Support for Kent Landlords

How to get started as a landlord

There can be any number of reasons why you might find yourself becoming a landlord, including moving in with a partner, or a temporary but long-term relocation for work.
Letting boards outside rental properties

There can be any number of reasons why you might find yourself becoming a landlord, including moving in with a partner, or a temporary but long-term relocation for work. Whatever your reasons, it can be an exciting but daunting prospect, so here’s a simple guide to help you get started.

There are some very important things you need to do before letting out your property, for the safety of your tenants and your investment.

First, an easy question: Do you want to rent furnished or unfurnished? If furnished, all furniture must be fireproof.

What is the condition of your home? To let it out, the property must be safe and free from health hazards. This includes ensuring all gas and electrical equipment is safely installed and maintained – which means you must carry out annual gas safety checks with a registered technician.

Do you have smoke and carbon monoxide alarms? If not, why not? These are a sensible investment in any home, and a mandatory requirement for landlords to provide in a rented property.

You also need to check your mortgage lender is aware of the change of use and that your insurance is suitable for a rented property.
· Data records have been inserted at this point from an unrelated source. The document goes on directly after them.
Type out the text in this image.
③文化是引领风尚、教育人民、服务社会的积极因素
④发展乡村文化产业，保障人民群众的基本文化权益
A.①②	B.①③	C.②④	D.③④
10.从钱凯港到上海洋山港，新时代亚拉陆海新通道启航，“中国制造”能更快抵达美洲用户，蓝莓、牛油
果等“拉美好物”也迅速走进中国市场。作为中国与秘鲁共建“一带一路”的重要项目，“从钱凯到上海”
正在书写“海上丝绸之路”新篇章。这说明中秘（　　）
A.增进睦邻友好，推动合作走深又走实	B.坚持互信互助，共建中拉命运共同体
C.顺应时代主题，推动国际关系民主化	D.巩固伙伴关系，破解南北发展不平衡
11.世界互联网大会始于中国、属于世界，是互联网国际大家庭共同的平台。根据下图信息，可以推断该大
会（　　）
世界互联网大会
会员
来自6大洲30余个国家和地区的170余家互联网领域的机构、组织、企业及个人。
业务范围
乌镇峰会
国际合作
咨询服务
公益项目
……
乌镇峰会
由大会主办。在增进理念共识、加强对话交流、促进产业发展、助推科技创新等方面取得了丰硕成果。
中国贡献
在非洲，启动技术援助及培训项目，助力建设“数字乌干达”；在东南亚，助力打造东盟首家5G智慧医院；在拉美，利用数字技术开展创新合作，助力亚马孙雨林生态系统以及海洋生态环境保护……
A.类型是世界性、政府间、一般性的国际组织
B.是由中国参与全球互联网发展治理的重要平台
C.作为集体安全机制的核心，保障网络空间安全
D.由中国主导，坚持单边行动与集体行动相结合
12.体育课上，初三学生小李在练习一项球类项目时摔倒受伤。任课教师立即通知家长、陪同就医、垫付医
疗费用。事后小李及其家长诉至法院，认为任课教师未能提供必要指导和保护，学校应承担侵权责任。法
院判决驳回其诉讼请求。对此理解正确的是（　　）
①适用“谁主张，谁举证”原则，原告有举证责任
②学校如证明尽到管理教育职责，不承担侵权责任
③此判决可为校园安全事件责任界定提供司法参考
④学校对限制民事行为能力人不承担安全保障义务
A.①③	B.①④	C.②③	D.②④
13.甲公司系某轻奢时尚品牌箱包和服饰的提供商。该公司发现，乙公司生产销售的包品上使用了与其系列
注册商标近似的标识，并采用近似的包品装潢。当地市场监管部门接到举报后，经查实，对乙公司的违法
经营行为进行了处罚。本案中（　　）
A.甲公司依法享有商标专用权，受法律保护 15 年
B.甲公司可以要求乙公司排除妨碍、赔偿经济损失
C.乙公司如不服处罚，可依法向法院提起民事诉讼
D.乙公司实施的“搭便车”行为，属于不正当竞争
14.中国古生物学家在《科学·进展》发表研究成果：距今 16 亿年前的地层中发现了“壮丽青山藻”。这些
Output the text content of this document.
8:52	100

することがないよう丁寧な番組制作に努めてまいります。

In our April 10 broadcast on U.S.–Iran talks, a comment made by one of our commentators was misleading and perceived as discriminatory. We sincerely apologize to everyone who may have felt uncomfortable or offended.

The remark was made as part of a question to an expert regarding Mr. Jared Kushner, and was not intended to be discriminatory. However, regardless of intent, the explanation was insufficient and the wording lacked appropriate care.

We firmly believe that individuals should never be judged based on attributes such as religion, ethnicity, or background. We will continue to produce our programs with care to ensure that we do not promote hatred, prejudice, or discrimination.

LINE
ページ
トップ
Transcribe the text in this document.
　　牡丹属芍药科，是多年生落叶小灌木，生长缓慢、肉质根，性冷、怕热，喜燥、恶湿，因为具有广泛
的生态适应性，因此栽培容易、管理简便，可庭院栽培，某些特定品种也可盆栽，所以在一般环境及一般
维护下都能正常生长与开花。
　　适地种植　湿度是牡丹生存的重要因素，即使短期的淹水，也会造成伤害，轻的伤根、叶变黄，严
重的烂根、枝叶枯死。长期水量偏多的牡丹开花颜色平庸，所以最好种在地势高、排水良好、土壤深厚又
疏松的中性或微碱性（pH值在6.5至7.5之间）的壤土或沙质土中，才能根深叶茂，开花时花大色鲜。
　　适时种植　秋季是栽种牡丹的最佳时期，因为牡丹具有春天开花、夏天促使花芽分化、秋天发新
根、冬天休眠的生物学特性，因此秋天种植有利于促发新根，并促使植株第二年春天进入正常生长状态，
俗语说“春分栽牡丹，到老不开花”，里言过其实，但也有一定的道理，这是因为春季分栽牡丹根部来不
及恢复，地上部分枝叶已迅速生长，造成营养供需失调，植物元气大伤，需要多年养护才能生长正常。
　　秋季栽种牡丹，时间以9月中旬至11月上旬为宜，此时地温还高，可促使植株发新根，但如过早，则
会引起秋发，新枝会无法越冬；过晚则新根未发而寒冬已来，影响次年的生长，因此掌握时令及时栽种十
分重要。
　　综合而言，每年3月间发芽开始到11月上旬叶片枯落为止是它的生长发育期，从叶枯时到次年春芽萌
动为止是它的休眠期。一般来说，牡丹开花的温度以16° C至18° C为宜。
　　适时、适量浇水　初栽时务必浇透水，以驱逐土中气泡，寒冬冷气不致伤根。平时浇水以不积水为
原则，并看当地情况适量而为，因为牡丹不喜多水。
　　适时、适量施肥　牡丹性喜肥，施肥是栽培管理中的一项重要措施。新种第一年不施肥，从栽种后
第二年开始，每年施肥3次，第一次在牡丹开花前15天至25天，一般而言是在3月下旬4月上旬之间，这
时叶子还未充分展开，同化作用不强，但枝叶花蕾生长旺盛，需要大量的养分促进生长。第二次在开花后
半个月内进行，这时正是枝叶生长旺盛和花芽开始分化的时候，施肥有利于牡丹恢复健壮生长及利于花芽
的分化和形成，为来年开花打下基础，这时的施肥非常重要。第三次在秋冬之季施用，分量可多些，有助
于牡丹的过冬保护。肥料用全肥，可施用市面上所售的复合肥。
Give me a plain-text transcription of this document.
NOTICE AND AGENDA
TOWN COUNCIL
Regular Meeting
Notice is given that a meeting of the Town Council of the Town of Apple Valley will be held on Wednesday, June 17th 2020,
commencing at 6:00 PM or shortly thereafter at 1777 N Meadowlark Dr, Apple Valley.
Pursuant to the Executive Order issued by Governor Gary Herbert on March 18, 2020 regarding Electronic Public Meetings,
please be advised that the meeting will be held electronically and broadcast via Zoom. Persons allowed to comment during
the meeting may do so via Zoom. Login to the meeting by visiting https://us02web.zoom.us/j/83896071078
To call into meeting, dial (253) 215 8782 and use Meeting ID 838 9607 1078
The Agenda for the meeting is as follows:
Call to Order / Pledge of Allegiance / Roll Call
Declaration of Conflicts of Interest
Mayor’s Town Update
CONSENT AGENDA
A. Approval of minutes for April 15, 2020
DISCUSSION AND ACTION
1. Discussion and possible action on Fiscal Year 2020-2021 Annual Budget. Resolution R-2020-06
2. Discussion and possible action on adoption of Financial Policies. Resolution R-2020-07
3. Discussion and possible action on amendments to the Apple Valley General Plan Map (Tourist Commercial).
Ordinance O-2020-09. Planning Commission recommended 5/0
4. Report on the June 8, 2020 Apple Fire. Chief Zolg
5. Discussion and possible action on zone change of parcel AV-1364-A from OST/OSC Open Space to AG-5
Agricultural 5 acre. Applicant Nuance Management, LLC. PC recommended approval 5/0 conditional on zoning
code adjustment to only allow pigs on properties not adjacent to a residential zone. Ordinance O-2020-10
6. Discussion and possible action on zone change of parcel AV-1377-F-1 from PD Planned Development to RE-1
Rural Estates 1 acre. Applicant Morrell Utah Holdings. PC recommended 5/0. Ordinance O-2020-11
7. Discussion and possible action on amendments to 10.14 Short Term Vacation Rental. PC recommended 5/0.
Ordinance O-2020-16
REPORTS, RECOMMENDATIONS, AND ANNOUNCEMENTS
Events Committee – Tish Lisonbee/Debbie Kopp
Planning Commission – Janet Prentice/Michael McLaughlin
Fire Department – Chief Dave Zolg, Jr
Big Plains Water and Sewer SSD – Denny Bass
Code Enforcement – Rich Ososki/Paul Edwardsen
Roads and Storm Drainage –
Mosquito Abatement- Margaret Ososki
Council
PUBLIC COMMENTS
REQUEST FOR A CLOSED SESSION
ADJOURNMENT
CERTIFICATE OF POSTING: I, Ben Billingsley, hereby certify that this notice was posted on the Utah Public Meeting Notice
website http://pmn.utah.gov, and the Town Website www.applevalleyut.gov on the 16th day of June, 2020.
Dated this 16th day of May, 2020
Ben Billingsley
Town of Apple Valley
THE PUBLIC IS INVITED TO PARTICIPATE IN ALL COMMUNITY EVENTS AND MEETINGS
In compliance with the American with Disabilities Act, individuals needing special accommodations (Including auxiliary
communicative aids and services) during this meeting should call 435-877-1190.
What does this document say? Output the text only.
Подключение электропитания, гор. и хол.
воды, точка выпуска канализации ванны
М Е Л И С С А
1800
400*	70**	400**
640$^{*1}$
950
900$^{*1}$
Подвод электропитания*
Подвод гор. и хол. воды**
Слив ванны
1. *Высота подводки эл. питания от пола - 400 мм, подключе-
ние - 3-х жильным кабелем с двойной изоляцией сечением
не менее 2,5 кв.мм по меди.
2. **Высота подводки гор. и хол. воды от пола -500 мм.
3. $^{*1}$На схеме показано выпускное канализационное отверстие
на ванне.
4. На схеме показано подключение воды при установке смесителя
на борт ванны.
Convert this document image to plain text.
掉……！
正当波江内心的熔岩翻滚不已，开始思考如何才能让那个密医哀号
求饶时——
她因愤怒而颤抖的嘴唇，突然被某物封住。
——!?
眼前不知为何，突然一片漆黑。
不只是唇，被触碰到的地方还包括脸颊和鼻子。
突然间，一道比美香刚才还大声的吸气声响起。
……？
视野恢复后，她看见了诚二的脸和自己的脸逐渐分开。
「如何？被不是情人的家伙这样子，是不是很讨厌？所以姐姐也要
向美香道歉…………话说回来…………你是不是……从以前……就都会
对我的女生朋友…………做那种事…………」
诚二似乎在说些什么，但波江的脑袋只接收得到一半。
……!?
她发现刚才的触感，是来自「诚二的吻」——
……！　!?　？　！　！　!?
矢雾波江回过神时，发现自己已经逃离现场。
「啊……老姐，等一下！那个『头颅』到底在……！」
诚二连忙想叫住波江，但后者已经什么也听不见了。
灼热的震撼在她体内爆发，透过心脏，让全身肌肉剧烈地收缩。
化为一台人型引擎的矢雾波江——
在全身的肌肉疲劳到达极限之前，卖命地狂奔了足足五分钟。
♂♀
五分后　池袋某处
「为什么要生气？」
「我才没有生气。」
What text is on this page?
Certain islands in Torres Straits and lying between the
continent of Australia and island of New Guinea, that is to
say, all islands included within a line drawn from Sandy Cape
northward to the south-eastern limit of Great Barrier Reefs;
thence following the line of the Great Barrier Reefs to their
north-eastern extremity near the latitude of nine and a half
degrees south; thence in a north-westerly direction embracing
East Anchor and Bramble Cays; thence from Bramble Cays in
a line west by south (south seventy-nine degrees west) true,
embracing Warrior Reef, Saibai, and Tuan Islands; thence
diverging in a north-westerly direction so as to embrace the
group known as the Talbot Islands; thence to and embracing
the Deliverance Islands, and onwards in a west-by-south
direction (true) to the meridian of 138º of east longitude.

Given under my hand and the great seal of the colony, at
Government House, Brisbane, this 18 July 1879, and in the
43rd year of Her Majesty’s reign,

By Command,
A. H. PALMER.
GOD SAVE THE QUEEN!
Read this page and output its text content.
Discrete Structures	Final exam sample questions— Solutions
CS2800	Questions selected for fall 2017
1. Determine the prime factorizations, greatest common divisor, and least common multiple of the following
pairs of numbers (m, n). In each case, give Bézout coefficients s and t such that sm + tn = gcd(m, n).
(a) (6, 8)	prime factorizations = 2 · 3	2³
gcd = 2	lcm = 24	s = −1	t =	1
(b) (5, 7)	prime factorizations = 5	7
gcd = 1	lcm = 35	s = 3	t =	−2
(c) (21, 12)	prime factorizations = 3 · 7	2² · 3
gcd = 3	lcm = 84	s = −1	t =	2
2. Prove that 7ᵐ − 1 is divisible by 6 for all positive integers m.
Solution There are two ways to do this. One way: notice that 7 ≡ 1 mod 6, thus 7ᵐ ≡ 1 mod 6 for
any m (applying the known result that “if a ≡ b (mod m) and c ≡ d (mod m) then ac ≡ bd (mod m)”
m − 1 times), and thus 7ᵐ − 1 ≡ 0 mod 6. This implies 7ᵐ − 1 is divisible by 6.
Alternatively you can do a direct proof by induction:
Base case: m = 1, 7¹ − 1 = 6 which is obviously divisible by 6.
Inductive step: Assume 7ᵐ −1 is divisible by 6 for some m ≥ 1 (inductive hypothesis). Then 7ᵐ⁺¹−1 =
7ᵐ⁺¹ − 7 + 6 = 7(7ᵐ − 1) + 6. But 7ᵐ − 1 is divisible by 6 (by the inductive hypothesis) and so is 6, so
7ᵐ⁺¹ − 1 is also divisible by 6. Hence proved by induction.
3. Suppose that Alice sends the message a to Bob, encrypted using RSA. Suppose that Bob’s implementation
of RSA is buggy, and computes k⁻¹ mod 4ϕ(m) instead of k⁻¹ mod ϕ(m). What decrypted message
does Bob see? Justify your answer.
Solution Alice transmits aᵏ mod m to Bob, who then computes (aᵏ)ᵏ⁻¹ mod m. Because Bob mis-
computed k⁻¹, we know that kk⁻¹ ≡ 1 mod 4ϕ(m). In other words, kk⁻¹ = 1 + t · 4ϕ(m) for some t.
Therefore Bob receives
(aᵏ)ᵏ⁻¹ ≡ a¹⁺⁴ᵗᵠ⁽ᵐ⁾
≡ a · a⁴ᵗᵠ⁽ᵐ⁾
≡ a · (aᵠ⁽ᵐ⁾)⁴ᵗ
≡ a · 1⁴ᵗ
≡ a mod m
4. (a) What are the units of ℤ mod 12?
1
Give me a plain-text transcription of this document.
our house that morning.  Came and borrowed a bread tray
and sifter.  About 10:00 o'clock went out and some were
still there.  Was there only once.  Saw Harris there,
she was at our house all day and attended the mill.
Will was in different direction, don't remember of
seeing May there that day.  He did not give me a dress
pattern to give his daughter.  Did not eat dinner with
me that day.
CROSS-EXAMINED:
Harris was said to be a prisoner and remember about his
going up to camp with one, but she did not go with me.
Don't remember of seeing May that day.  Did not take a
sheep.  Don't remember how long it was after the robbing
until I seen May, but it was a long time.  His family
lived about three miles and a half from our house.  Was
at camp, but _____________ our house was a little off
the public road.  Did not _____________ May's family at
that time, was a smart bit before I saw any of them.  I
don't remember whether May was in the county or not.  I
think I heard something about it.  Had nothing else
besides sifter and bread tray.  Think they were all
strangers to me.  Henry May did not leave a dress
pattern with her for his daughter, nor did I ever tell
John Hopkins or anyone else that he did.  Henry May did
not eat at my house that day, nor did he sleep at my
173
You may also wish to consider dedicated rent guarantee insurance.

For probably less familiar paperwork, you need to provide an Energy Performance Certificate; make arrangements to protect your tenant’s deposit in an approved scheme; and confirm the person has the legal right to rent your property. You must also share the government How to rent checklist with your tenants. Not forgetting length of residency, price, and the all-important contract to keep you protected should you have any issues with tenants.

As a first-time landlord it would be wise to seek professional advice when arranging these. This could be through your solicitor or through an established letting agent. For the latter, most reputable letting agents will give you the option of managing the paperwork; marketing your property and finding a tenant; and even carrying out ongoing property management.

The level of service you choose will depend on your personal preference, as with all things: don’t be afraid to shop around and ask questions to ensure you are happy before you sign on the dotted line.